Tramas de Versos e Linhas
Há algo mágico em segurar uma linha e uma agulha e sentir o mundo ao redor se transformar. Em cada ponto, cada volta, um pensamento. Em cada laçada, uma lembrança. É como se, naqueles instantes de trançar o fio, o tempo cedesse, permitisse que o mundo se acomodasse enquanto eu, em silêncio, seguisse o mesmo movimento, repetitivo e quase sagrado.
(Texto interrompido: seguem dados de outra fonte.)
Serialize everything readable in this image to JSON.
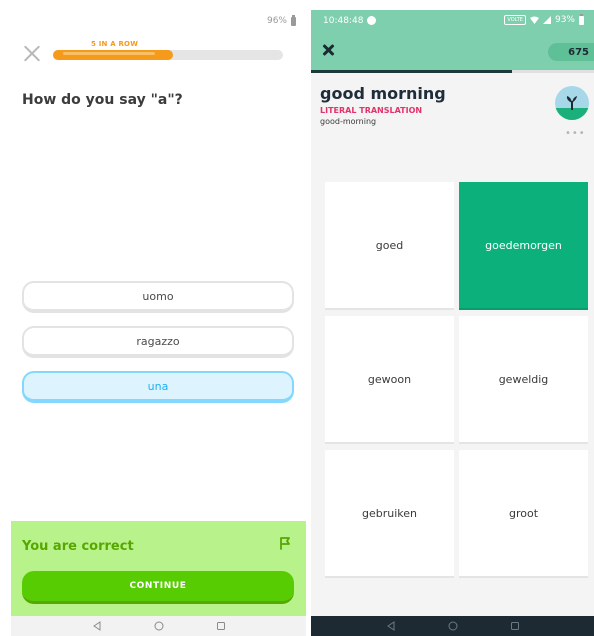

Crochetar é mais do que fazer peças; é dar vida aos sentimentos. É uma forma de prece, talvez, uma dança entre as mãos e o fio, onde cada ponto traz algo de dentro — um segredo, uma saudade, uma alegria escondida. O fio enrola-se e desenrola-se, como os dias, e vejo que cada linha guarda uma história, uma que, como as palavras, quer ser dita.
Os dedos, firmes e pacientes, moldam o desenho que, antes de existir na linha, mora no coração. Quando crochê e poesia se encontram, algo delicado acontece: é como se os versos nascessem entre as tramas, feitos de emoção e de cor, suaves e ternos. Cada ponto é uma sílaba, cada laçada, uma palavra. O fio desce, a agulha volta, como se buscasse extrair dos fios um sentido novo, um mundo que só existe na ponta da agulha e na ponta da caneta.
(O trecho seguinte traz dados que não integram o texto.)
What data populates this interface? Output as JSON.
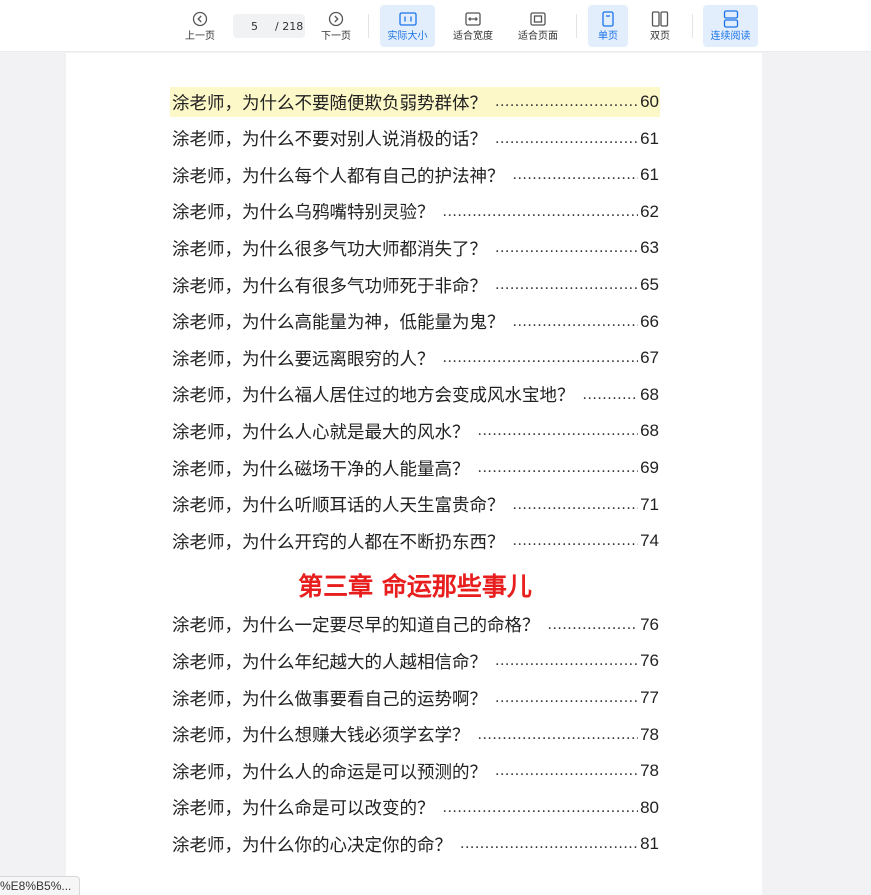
{
  "toolbar": {
    "prev_label": "上一页",
    "next_label": "下一页",
    "current_page": "5",
    "total_pages": "/ 218",
    "actual_size_label": "实际大小",
    "fit_width_label": "适合宽度",
    "fit_page_label": "适合页面",
    "single_page_label": "单页",
    "double_page_label": "双页",
    "continuous_label": "连续阅读",
    "accent_color": "#1a73e8"
  },
  "toc": {
    "entries_before": [
      {
        "title": "涂老师，为什么不要随便欺负弱势群体？",
        "page": "60"
      },
      {
        "title": "涂老师，为什么不要对别人说消极的话？",
        "page": "61"
      },
      {
        "title": "涂老师，为什么每个人都有自己的护法神？",
        "page": "61"
      },
      {
        "title": "涂老师，为什么乌鸦嘴特别灵验？",
        "page": "62"
      },
      {
        "title": "涂老师，为什么很多气功大师都消失了？",
        "page": "63"
      },
      {
        "title": "涂老师，为什么有很多气功师死于非命？",
        "page": "65"
      },
      {
        "title": "涂老师，为什么高能量为神，低能量为鬼？",
        "page": "66"
      },
      {
        "title": "涂老师，为什么要远离眼穷的人？",
        "page": "67"
      },
      {
        "title": "涂老师，为什么福人居住过的地方会变成风水宝地？",
        "page": "68"
      },
      {
        "title": "涂老师，为什么人心就是最大的风水？",
        "page": "68"
      },
      {
        "title": "涂老师，为什么磁场干净的人能量高？",
        "page": "69"
      },
      {
        "title": "涂老师，为什么听顺耳话的人天生富贵命？",
        "page": "71"
      },
      {
        "title": "涂老师，为什么开窍的人都在不断扔东西？",
        "page": "74"
      }
    ],
    "chapter_title": "第三章  命运那些事儿",
    "chapter_color": "#e81e1e",
    "entries_after": [
      {
        "title": "涂老师，为什么一定要尽早的知道自己的命格？",
        "page": "76"
      },
      {
        "title": "涂老师，为什么年纪越大的人越相信命？",
        "page": "76"
      },
      {
        "title": "涂老师，为什么做事要看自己的运势啊？",
        "page": "77"
      },
      {
        "title": "涂老师，为什么想赚大钱必须学玄学？",
        "page": "78"
      },
      {
        "title": "涂老师，为什么人的命运是可以预测的？",
        "page": "78"
      },
      {
        "title": "涂老师，为什么命是可以改变的？",
        "page": "80"
      },
      {
        "title": "涂老师，为什么你的心决定你的命？",
        "page": "81"
      }
    ],
    "highlight_color": "#fcf8c8"
  },
  "status": {
    "url_fragment": "%E8%B5%..."
  }
}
Em meio a esse bordado de linhas e versos, o tempo perde sua pressa. O que importa é o ritmo, a cadência suave de quem sabe que a vida é feita de pequenos nós e delicadas entrelinhas. Ali, sentada com minhas agulhas e meu novelo, entre tramas e palavras, vejo que há muito do meu mundo nos pontos que se entrelaçam, nas histórias que invento.
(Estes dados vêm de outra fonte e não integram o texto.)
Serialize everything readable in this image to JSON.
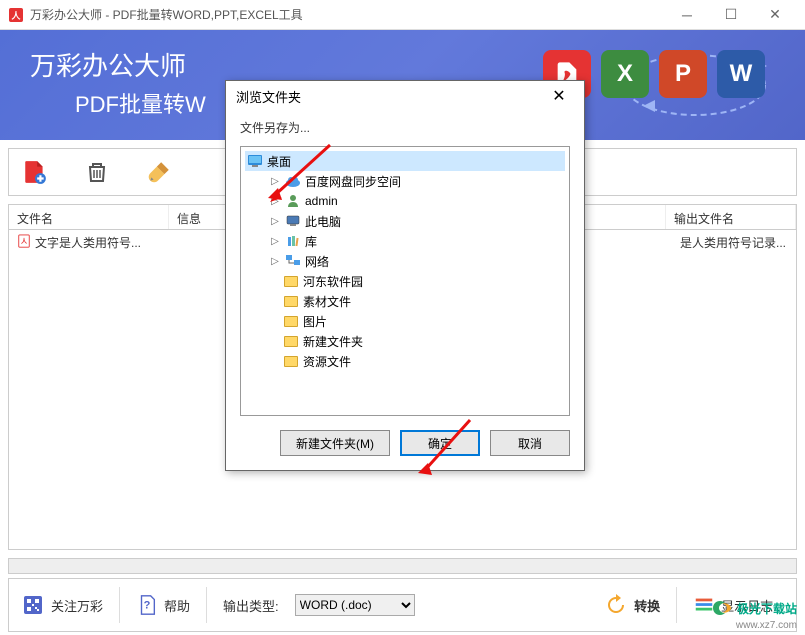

E ao terminar, ao colocar o ponto final na peça e no verso, sei que deixo ali um pedaço de mim. Porque cada criação, cada ponto, é um sinal — um pedaço de quem somos, uma marca que deixamos para lembrar que passamos por aqui, que amamos, que sonhamos, e que, entre versos e linhas, escrevemos nossa história.